At first it was rough on both of us, as I expected Tammy to bear down right away and she was probably a bit frustrated by the whole arrangement, but fairly quickly we got into a good rhythm. Her work ethic improved dramatically, and I learned when to push her and when to give her a break so she could digest new concepts, and before long she was getting markedly better results on her tests at school, and only getting stuck on the most difficult homework problems at night. And, I like to think, we bonded a bit over this, as it continued for a few months and more often than not, we both looked forward to "Math time."

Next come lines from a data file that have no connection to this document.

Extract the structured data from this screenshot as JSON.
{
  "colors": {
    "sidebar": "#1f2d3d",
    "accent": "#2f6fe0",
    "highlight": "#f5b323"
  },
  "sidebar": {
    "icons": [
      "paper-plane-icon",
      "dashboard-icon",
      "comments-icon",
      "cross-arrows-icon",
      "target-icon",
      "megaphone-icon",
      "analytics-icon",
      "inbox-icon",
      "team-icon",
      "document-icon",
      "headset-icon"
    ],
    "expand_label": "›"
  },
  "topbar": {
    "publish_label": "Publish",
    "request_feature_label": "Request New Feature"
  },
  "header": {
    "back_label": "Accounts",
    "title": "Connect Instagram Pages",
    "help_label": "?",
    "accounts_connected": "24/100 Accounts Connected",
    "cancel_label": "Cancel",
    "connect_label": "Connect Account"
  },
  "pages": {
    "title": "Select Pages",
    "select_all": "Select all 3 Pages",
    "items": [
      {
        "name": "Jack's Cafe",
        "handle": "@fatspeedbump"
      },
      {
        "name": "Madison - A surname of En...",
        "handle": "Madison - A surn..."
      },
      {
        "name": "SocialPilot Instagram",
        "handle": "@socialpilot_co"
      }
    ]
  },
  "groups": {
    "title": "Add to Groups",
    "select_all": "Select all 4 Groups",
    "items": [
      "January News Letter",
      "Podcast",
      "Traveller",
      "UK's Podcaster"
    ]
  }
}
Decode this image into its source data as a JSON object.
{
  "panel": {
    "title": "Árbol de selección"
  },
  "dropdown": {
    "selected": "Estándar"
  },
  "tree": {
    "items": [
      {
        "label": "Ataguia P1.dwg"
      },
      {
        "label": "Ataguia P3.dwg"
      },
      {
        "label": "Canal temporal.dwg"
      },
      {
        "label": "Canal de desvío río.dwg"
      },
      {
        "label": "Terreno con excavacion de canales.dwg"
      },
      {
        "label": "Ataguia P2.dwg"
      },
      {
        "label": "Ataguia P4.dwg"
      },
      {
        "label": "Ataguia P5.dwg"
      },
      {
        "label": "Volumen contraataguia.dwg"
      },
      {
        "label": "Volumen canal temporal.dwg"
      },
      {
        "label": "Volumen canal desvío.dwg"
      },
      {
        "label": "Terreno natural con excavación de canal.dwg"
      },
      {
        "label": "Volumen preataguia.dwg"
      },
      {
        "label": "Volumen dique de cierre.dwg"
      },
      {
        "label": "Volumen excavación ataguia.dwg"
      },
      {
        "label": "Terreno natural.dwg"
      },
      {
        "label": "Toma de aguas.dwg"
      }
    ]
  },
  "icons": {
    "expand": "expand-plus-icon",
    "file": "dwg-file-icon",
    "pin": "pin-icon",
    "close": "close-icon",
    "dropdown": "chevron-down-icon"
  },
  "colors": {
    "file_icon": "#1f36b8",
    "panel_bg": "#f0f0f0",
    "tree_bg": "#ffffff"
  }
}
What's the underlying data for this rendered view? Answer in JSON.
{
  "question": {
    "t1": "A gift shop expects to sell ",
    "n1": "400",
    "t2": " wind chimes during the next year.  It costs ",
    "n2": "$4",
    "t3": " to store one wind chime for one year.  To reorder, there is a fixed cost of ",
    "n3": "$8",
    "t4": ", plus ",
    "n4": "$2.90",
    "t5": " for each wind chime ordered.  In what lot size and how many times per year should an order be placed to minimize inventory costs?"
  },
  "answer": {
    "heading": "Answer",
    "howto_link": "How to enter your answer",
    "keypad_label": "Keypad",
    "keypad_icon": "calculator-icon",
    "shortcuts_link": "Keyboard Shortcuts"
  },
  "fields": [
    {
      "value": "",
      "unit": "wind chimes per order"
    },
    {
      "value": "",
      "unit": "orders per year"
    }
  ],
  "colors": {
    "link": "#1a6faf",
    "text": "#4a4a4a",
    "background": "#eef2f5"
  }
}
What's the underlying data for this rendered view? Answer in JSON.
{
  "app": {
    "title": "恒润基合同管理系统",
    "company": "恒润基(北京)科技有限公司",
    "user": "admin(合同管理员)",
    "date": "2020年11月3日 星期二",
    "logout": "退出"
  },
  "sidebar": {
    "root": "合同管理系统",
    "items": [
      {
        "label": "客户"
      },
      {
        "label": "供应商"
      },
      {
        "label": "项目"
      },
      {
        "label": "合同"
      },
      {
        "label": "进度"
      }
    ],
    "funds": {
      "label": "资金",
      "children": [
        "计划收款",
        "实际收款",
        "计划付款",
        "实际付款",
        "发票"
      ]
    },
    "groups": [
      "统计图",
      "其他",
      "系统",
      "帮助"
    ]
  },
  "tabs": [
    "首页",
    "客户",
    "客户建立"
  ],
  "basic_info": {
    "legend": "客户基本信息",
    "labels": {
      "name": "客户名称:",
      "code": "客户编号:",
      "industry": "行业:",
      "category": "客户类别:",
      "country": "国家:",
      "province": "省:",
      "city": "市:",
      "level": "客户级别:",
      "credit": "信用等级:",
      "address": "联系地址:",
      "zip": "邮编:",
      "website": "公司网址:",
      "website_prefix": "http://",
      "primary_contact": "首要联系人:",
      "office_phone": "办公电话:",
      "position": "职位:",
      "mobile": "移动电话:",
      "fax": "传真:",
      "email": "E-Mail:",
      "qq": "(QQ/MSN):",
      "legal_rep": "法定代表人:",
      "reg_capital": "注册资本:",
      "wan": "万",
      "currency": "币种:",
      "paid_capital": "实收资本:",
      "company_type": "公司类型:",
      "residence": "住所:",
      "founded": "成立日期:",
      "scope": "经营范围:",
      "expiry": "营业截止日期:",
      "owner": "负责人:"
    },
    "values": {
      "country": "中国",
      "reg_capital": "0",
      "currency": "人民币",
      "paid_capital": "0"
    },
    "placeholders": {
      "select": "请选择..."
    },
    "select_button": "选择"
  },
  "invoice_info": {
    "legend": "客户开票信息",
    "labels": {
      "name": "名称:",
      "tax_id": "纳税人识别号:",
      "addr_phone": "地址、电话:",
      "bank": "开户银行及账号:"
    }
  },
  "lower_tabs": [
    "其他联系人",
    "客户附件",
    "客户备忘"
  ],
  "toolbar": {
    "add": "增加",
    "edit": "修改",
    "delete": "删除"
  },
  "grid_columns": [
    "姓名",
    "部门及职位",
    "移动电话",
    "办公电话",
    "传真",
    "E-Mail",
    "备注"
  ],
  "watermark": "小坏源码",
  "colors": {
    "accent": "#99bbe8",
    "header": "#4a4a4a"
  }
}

She had had a 42% Math mark when the note came home, and finished the year with an 84% final result, if my memory serves me. And that was by far her lowest Math mark over her high school career, as by Grade 10 she was getting the top mark and never really relinquished that crown. And my involvement in her Math homework went down each year, to the point where in Grades 11 and 12, I'm not sure if I even helped her at all! By then she was helping other students learn the new material.

The moral of the story, from my point-of-view, is that sometimes teachers need help. This was an extreme case, where the powers that be decided to turn the curriculum on its head, and of course getting through it that first year was a taunting task. That's when parents need to step up and remember that, really, their child's welfare is more directly their responsibility than the school system's, and they don't get to just abdicate that and blame everything on the teacher(s).

Anonymous said...

As someone married to a teacher, I know that all teachers wish more parents were like you! It never ceases to amaze me the lengths some parents will go to so that they are "friends" with their "can't do anything wrong" kids.

=)

Kimota94 aka Matt aka AgileMan said...

Yeah, it seems like we have to live at one end of the extreme or the other. When I was a kid, I remember most parents being very hard on their children. For example, if a kid got a 'bad report' sent home (like the note we got about Tammy's 42% in Math), the first thing that would happen is the parent would either hit their child (with a hand, a belt, a wooden spoon or some other instrument of fear) or ground them. In other words, the parent assumed the kid was 'no good' and needed their bad streak beaten/punished out of them.

Nowadays, as Mr K says, too many parents assume their offspring can do no wrong, and that whatever is going awry must be the other parties' fault. God have mercy on your soul if you ever criticize anyone's child these days!!

Why is it so hard to strike a happy medium?